Soft-market squeeze: when remarketing volume hits underwriting constraints

Two underwriters describe a softening market busy in all the wrong ways

Soft-market squeeze: when remarketing volume hits underwriting constraints

Insurance News

By Daniel Wood

In a softening cycle, the market’s first visible shift is often behavioural rather than technical: more renewals go back out, more price checks are run and more quotes are gathered in shorter timeframes. That activity can be read as competition working as intended. But two underwriters interviewed at UAC’s Sydney event suggested the volume itself is becoming a defining feature of the cycle and one creating its own distortions for brokers in both Australia and New Zealand.

Jodie Drinnan (pictured left with colleague), general manager and underwriter at Marine Bind, described a market where pricing differences are increasingly pronounced, particularly when smaller specialist underwriters are set against larger carriers.

“We’ve got to protect our binders, so it should be binder first,” she said.

In practical terms, binder-backed capacity is governed by parameters and performance expectations that can limit how far price can move, regardless of how aggressively competitors pursue volume.

In that environment, Drinnan said the surprise is not that some competitors can “beat” a price, but that broker customers seeking that comparison often assume every market is playing the same game.

Large insurers, she said, can have greater capacity to absorb volatility across a diversified group, while smaller businesses have fewer places to hide underperformance. The effect, for brokers, is a more complex renewal conversation: price can be the headline, but the underwriting context - risk appetite, claims expectations and the sustainability of terms - often determines whether the saving is durable.

What has changed, Drinnan suggested, is not only where the price lands but how frequently the market is being tested. Marine Bind’s online model is built for transactional risks and can generate auto-quotes when submissions sit within set parameters. Yet in a remarketing-heavy cycle, fast quoting can also be drawn into administrative processes that are less about placement strategy than documentation.

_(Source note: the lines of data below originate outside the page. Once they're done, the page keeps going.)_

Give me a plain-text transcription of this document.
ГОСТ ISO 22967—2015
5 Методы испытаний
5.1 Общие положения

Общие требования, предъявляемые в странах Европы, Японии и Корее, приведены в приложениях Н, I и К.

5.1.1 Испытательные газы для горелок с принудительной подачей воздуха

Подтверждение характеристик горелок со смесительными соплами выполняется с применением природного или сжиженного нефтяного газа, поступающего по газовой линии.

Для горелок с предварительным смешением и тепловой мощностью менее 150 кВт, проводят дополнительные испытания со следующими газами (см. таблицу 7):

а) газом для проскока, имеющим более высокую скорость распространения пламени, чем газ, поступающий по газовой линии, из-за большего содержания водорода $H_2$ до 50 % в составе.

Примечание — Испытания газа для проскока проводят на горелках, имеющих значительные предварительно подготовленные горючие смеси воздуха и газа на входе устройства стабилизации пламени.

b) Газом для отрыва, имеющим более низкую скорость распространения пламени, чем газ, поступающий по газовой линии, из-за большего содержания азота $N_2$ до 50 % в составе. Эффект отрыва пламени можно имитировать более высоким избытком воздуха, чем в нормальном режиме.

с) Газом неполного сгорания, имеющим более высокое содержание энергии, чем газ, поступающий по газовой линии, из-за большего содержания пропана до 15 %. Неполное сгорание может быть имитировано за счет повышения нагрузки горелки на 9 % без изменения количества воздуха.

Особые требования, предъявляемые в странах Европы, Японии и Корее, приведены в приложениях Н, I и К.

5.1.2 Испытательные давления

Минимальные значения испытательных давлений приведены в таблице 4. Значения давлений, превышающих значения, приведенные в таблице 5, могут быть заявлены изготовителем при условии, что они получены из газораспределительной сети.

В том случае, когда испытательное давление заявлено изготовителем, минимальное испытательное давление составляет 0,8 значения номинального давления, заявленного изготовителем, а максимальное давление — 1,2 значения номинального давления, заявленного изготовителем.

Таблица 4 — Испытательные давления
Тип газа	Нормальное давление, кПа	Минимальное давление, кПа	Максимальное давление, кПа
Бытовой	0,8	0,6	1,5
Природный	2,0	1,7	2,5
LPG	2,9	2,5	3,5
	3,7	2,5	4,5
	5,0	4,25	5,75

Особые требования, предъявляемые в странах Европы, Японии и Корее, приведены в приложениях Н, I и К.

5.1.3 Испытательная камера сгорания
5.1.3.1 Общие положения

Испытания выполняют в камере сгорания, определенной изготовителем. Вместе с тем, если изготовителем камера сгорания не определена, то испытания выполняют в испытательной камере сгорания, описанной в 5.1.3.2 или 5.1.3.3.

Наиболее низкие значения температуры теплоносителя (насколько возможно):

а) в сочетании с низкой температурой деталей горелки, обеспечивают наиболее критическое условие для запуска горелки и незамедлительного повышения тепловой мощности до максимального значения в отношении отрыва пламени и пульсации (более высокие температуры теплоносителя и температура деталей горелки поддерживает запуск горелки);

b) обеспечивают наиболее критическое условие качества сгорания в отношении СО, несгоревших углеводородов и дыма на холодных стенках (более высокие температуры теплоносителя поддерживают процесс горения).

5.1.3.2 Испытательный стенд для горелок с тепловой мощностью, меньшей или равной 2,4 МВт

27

“Sometimes I think we’re like a report filler, because they just want to put in their report that they’ve got three quotes and go from that,” she said.

The compliance and governance architecture around placements - and the need to keep customers happy - can, at times, drive quote collection even when it may not be in anyone’s best interests. For underwriters, that can mean resources spent on submissions that never become live opportunities; for brokers, it can mean less time available for the risks that genuinely need underwriting attention.

Information exchange and the premium pool behind capacity

If Drinnan’s comments focus on the volume and mechanics of remarketing, Alan Brett (pictured right), commercial underwriting director at Australasia Underwriting (AUPL), described the pressure point that tends to surface when competition sharpens: the quality of risk information and the premium base that ultimately supports claims.

“Information exchange is still the biggest thing for us,” said Brett. AUPL, he said, is a business focused on more complicated risks where risk management detail and a shared understanding of exposures shape both terms and pricing. In softening conditions there can be a perception that extensive risk detail matters less because more markets are prepared to quote. His view was that competitive markets can make the opposite true — particularly for complex risks where small misunderstandings can translate into significant coverage disputes when claims arise.

Alongside submissions, Brett pointed to the underwriting arithmetic that sits behind the cycle. “You’ve still got to generate that earned premium to pay the claims,” he said.

In a softening market, he argued, premium erosion can weaken the ability to maintain the premium pool that supports claims-paying obligations.  So that brings a counter pressure to bring in more business that only drives premiums lower. He said that pressure is visible among his firm’s Lloyd’s capacity providers in London.

The relationship between information and premium can help explain why underwriters can appear simultaneously more competitive and more demanding. As pricing compresses, the margin for uncertainty shrinks. Underwriters may push harder for detail, not as a procedural hurdle, but as a way to avoid under-pricing and to protect portfolio performance when the cycle turns.

Neither underwriter framed the current phase as unusual; cycles are a feature of insurance. What stood out, from interviews conducted at UAC’s Sydney gathering, was the way softening conditions are concentrating friction in areas important to brokers through the sheer intensity of remarketing and the likely growing gap between premium prices and future claims costs.